LA Dance Project Visits Charleston
More Coverage of Annual Spoleto Festival USA
By: Sandy Katz - Jun 08, 2016
The L.A. Dance Project dancers performed with modern contemporary music and demonstrated their classic ballet-style mesmerizing the Spoleto Festival audience. They used all the moves that make watching dancers so enjoyable.
The six dancers were joined by two more dancers for the last piece. Exhausting rehearsals paid off with a dance group that doesn't miss a beat. The group of dancers performed three sets, 20 minute each, with 20 minute intermissions. The segments included: Murder Ballades, Harbor Me and Hearts & Arrows. Each of the three pieces stood on its own and sent individual messages through fanciful and graceful moves.

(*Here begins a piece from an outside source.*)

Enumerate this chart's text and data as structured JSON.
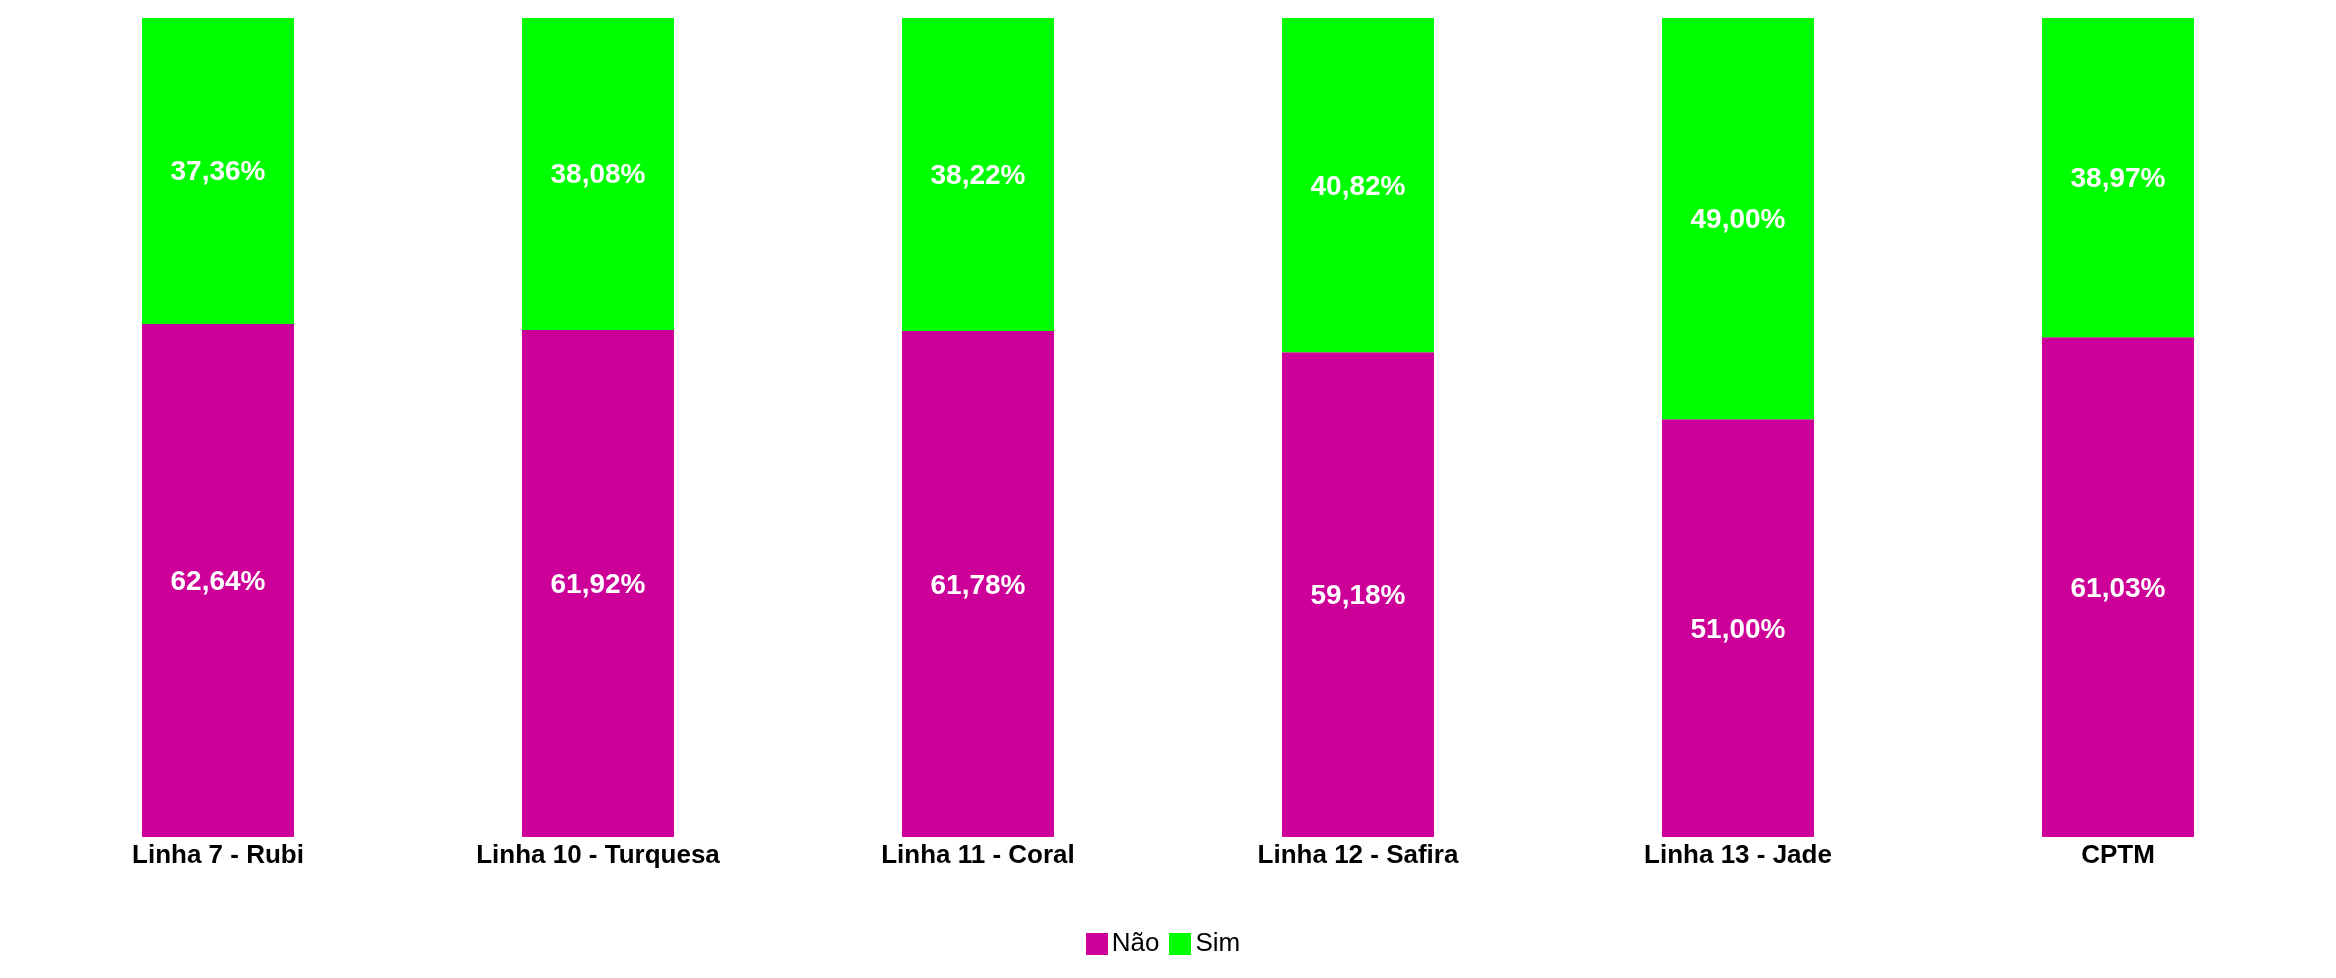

Murder Ballades was choreographed by Justin Peck to the score of Bryce Dessner with costume design by Peck. Anticipating a very athletic segment, the six dancers were dressed in sneakers and casual summer clothes with shorts and tops. The dancers twisted, turned, leaped, went to the floor, and performed precision antics depicting dark connotations of murder, yet the backdrop on stage was pleasantly colorful.
Among the young and talented dancers one young lady, a graduate of Juilliard School, Julia Eichten who struck me as particularly special. Her brunette pony tail seemed to keep swishing around and coordinate with her dancing in a most enjoyable way.
Coincidentally, during the first intermission, a lovely woman asked if I was reviewing this performance and I answered yes. Then she came by again to strike up a conversation by telling me she was Julia's mom here to see her daughter perform. She was on her way back to Minnesota from Florida. She didn't need to bribe me into writing about her daughter because I showed her on my writing pad that I already acknowledged Julia out as special.
The other dancers included: Stephanie Amureo, Laura Bachman, Anthony Bryant, Aaron Carr, Morgan Lugo, Nathan Makolandra, Robbie Moore, and Lilja Rachelle Ruriksdottir.
Harbor Me was choreographed by Sidi Larbi Cherkaoui to the music of Extension, Park Woojae Geomugo. This music sounded agonizing like a Yiddish kvetch. The stage was mostly dark with slight illumination from lights filtered through smoke. The dancers spent lots of time rolling around on the floor in geometric pattern wrapping around each other. This movement upstaged the dancers because the lack of lighting was a distraction and made it difficult to see the actual performance.
The finale was a fun-filled dance presentation by choreographer Benjamin Millepied, founding director of L.A.Dance Project. He used the music of Phillip Glass who has been featured for many years at Spoleto Festival USA. This time we heard String Quartet no. 3 "Mishima" as the music that projected the group into mini outbursts of dance energy/ They were coming on and off stage in a blink of an eye. The dancers had individual and duet and ensemble segments that complemented their assets. Whimsical, cute costumes accentuated their flips and splits.
This ambitious and remarkable company took Spoleto Festival USA by storm.Y'all come back!